Our theme for the month of March is “monsters.”

It is a fallacy, yet one that most of us fall into time and time again, that beauty equals goodness. The draw is irresistible—the world would be so much easier to navigate if we could make correct assumptions about someone’s morality based on their appearance. It would be simpler if a person’s inherent goodness or inherent badness precipitated into their outward appearance, if the true monsters appeared, well, monstrous. 

Several myths and fairytales reinforce this myth of beauty equalling goodness, such as Cinderella’s cruel stepsisters being “the ugly stepsisters.” Other fairytale characters are transformed into animals or creatures that better match their characteristics, like the Beast in Beauty and the Beast being transformed after being rude and inhospitable to the passing enchantress. 

Another such myth is that of the first werewolf, who is often cited to be Lycaon, a king of Arcadia. He was cursed by Zeus after trying to see if the god was truly all-knowing by serving him the flesh of Lycaon’s own son at a banquet. Zeus, being the all-knowing god that he was, punished Lycaon for this beastly act by transforming him into a wild beast—a wolf. 

Beyond turning one man into a werewolf, historically the concept of monstrousness has been used to dehumanize groups of people; the concept of monstrousness is not always inherent but often politically motivated. In Robert Graves’s The Greek Myths, the poet explained that the story of Lycaon was meant to show the “disgust felt in more civilized parts of Greece” towards the Arcadians’ cannibalistic offerings to Zeus and to prop up the virtuosity of the Athenians’ vegetarian offerings in contrast. 

To borrow a concept from Jeffrey Jerome Cohen’s “Monster Culture (Seven Theses),” monsters police the borders of the possible. In other words, they enforce taboos and societal norms. One taboo that is present in nearly all cultures is that against cannibalism. From zombies to werewolves, monsters subtly reinforce the wrongness of eating human flesh. 
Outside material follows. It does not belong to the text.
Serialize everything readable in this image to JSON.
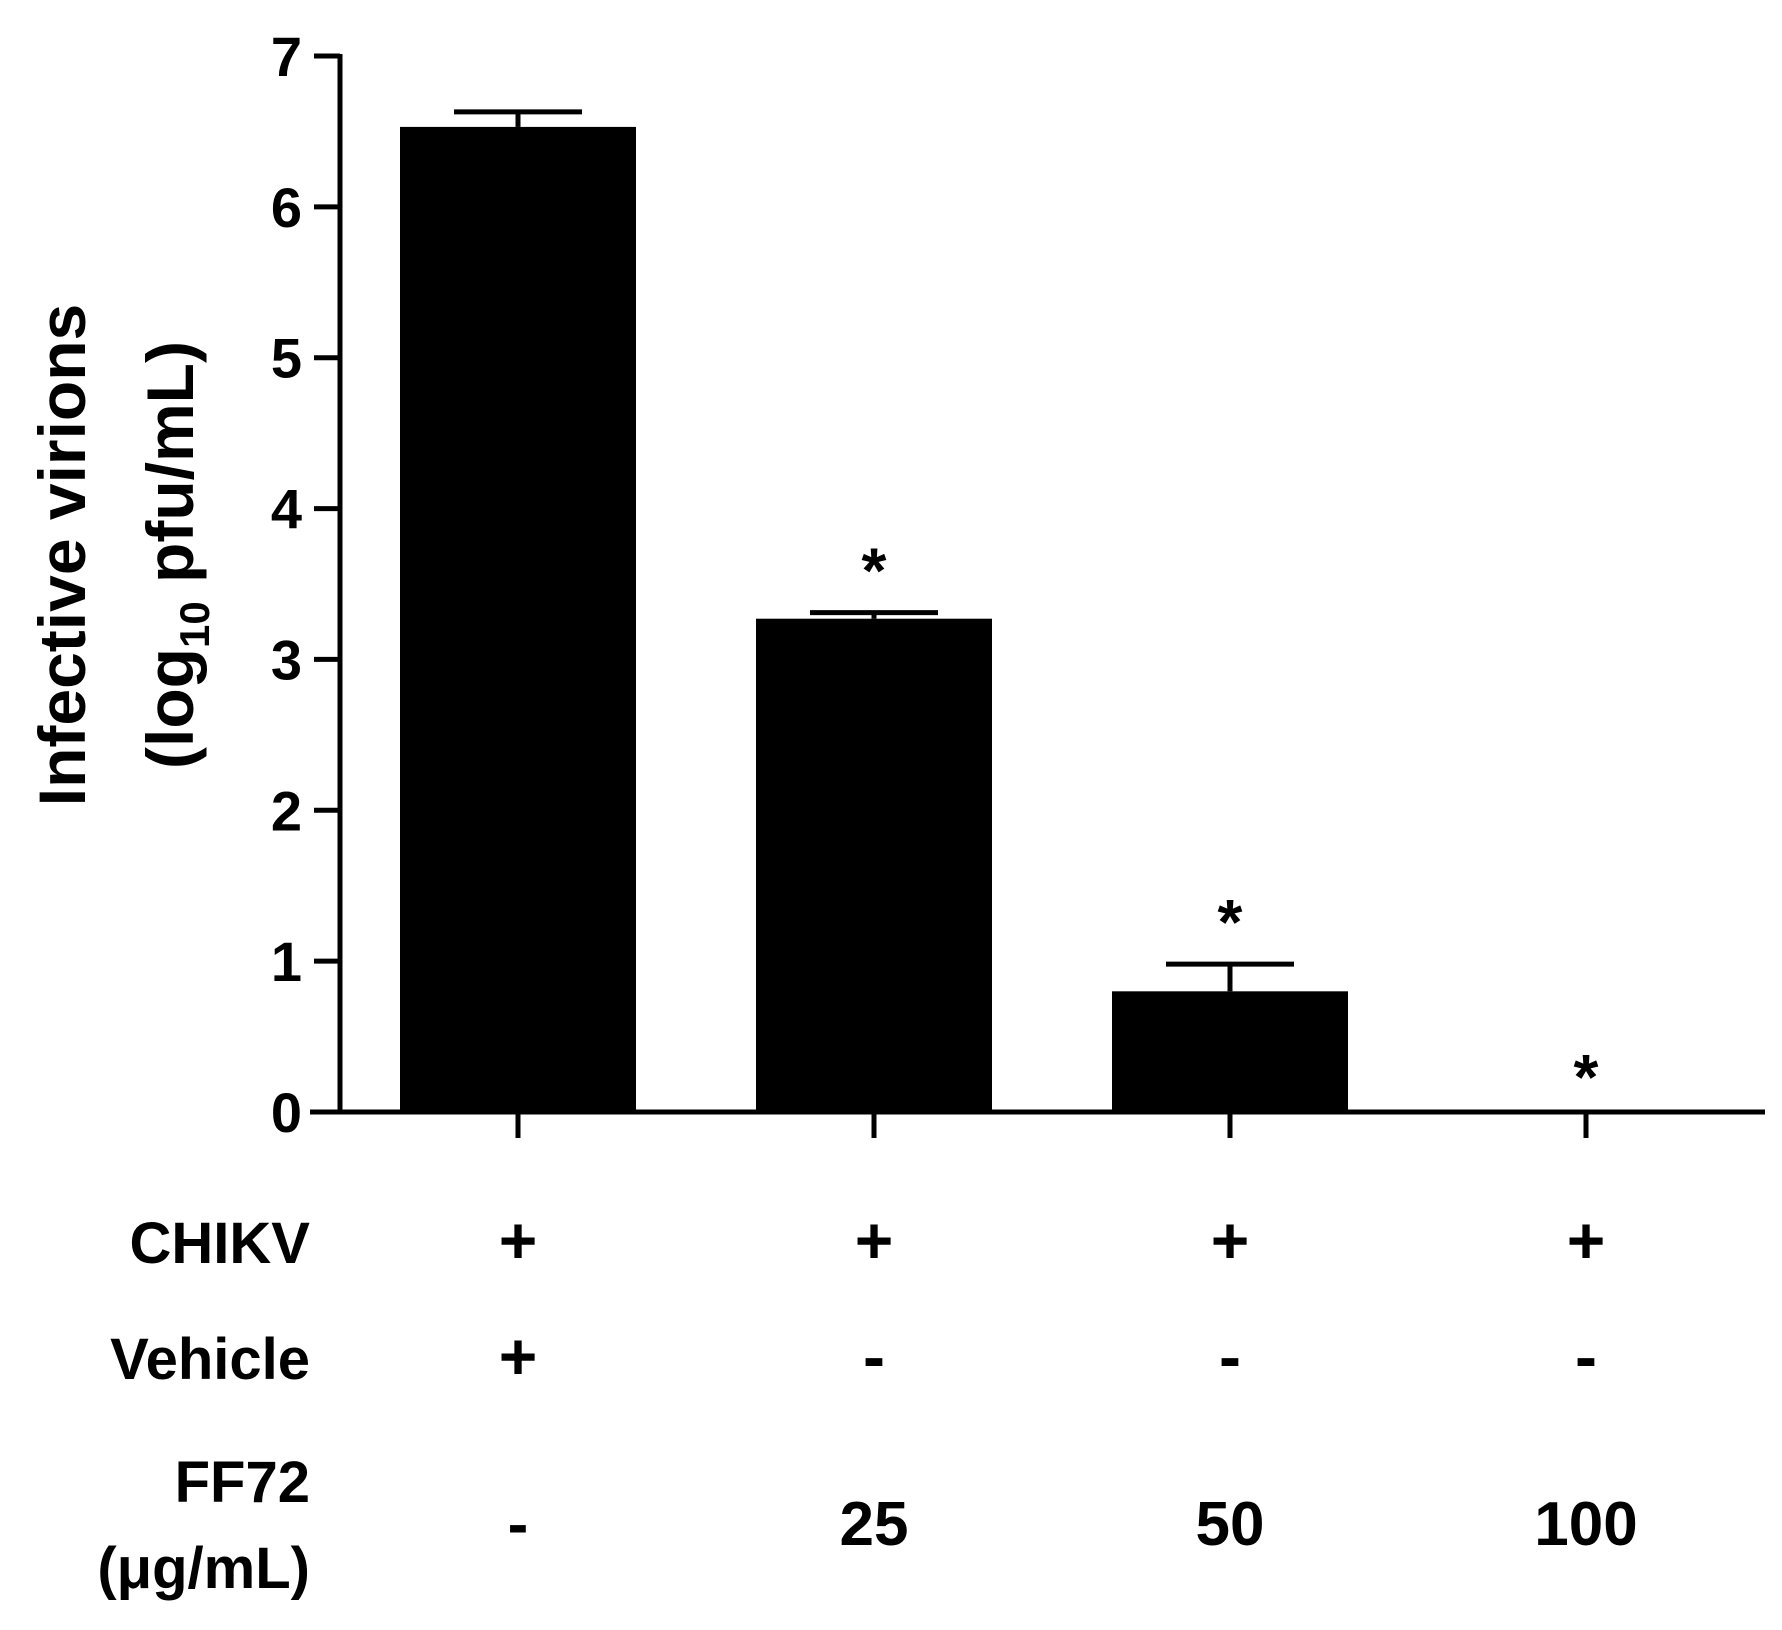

Recently I’ve started watching the show Hannibal. The show follows special investigator Will Graham as he helps the FBI investigate several serial killers. As Will’s work and his technique of emphasizing with the killers to understand and catch them take a toll on his mental stability, Will seeks the help of psychiatrist Dr. Hannibal Lector, who begins to manipulate Will to his own ends. 

Hannibal, as you might remember from The Silence of the Lambs (which I must disclose I have yet to watch), is a cannibal, yet he is nothing like the wild beast that Lycaon becomes. Instead, he is the picture of sophistication, wearing three-piece suits almost every day, playing the harpsichord and theremin, going to the opera, and cooking multi-course meals for himself and his coworkers, although whether the meat in those meals is animal or human is never quite made clear. While all of this may be in line with the picture of a cold and calculating psychopath, it certainly goes against the grain of what one would expect a cannibal to be like. 

As Will Graham begins to grow wise to exactly what kind of person Dr. Lector is, these growing suspicions mixed with his disintegrating mental state lead Will to start hallucinating Hannibal as a dark, emaciated creature with horns like a stag’s. This desire of Will’s to make his understanding of Hannibal’s inner nature into something physical mirrors the desire for only what is good to appear beautiful, or at least to appear human. 

But in TV and real life, the world is more complicated than fairytales. Many times, the monsters hide in plain sight.

5 Comments

  1. Anna

    Have you ever listened to the podcast Myths and Legends? It is my favourite for its gently cynical humour, but also because the host really digs into a lot of the history of these stories (i.e. primary texts and versions) and deals a lot with how monsters and beauty/lack thereof are portrayed in original texts and such, especially in more recent episodes (circa 2018 and onwards).

    Anyway, there’s a lot of resonance between your thoughts here and that podcast.

    Reply
    • Lauren

      I’ll have to check it out!

      Reply
  2. Josh Parks

    Jeffrey Jerome Cohen!! I read his essay on gray ecology (zombies, rocks, etc.) in a medieval lit class. Such bizarre fun.

    Reply
  3. Laura Sheppard Song

    Love this exploration of what looks monstrous compared to what actually is.

    I watched Silence of the Lambs for the first time this year and it blew me away. Just a really incredible movie in tone and pace. I immediately wanted to watch it again!

    Reply
  4. Kyric Koning

    Certainly a Platonic interpretation. We do so like putting things into neat categorizations. “Monsters” standing in for “monstrous behavior” is a neat shift. Very human too. Always trying to shape our surroundings.

    A nice looking at myth and monsters to see what actually makes myth and monster and reality.